The next major challenge will be expansion. The major market for Quik Video at the moment is in the US. But the clients keeps coming: be it Canada, Brazil, Kuwait or Saudi Arabia. In Ireland, all security services require a Quik Video reports on each car serviced in a workshop. - We have plans to move in to other markets in the foreseeable future - added Gardner.
Since Netguru has come on board with us, my life has become so much easier because you have removed so many of my daily pains. The stability of the platform has been greatly increased. The speed at which the platform works has been greatly increased. And when I ask for something to be changed, replaced or fixed, it happens. I don't have to wait for six months. It's done the next day. - Jack Gardner, CEO of Quik Video, about partnership with Netguru.
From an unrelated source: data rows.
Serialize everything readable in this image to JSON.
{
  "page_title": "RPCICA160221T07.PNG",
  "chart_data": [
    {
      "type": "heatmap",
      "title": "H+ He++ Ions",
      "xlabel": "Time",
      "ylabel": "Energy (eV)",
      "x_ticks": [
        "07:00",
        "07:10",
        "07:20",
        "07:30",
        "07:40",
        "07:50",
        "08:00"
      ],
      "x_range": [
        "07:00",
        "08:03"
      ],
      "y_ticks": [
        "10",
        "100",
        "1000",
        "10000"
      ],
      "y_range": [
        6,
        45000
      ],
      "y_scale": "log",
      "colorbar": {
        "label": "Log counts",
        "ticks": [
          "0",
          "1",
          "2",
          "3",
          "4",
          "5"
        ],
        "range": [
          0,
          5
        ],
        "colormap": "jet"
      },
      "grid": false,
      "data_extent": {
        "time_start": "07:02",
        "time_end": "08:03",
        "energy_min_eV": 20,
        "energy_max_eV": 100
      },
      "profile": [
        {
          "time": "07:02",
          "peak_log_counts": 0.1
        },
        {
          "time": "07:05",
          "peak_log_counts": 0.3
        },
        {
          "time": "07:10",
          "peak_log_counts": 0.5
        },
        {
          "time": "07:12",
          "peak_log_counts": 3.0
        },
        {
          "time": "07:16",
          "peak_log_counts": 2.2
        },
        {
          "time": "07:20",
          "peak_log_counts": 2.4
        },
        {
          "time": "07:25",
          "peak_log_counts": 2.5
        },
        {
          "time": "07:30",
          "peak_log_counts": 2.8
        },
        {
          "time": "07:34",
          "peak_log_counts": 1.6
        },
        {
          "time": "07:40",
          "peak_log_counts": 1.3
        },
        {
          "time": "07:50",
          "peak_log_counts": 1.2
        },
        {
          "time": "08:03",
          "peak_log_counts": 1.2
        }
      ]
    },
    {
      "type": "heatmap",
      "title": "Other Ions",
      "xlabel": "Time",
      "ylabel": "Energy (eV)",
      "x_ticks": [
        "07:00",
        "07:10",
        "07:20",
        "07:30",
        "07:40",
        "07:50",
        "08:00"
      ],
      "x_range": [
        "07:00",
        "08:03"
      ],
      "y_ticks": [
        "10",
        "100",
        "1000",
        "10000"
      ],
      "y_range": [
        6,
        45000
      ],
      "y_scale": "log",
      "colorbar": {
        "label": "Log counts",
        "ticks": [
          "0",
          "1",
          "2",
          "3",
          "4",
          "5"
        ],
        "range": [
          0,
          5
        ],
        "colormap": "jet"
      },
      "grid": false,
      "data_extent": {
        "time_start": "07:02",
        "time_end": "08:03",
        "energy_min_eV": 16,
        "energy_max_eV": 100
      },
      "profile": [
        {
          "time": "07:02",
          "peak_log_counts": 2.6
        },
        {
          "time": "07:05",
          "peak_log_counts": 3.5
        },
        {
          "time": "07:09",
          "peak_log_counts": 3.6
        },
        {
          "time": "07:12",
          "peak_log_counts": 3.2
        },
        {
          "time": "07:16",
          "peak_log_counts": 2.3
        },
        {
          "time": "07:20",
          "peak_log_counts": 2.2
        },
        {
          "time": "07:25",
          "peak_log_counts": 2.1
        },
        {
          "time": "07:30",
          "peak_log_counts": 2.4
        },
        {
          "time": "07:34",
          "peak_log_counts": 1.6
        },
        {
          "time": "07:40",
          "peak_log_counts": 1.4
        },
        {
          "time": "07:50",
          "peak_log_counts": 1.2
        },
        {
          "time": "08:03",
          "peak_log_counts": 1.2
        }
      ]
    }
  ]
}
Heads up before a nightmare becomes reality
Quik Video has been profitable and self-sustaining from the start. Their business model is simple - they charge a fixed monthly fee (the number varies depending on the size of the dealership and its geographical location). And it’s growing.
- I think that we've gone from being a video company to being a multifaceted information company - said Gardner.
Quik Video provides information to consumers (about the health of their vehicle), dealers (on service department performance and customer feedback). And to manufacturers. The variety of brands that Quik Video had it "hands on", speaks for itself (examples below).
The last part is interesting, especially when you take a country the size of the United States into account. - We are in a unique situation because we have a presence in their dealerships in 50 states. What that means is we can provide them with the information on a dealership level, by region, or we can zoom out on the nationwide level - said Gardner.
That allows the manufacturer to be a step ahead of any potential issues. A real-life example. - I won't name the brand, but there was a car model from 2015. Our Quik Video reports have shown that with 20 thousand miles on very specific mechanical parts were breaking down, causing problems with the driveability - Gardner told me.
The manufacturer was able to resolve this issue before it became a complete PR nightmare.
After few of these recent PR disasters the industry knows exactly how costly they can turn out to be.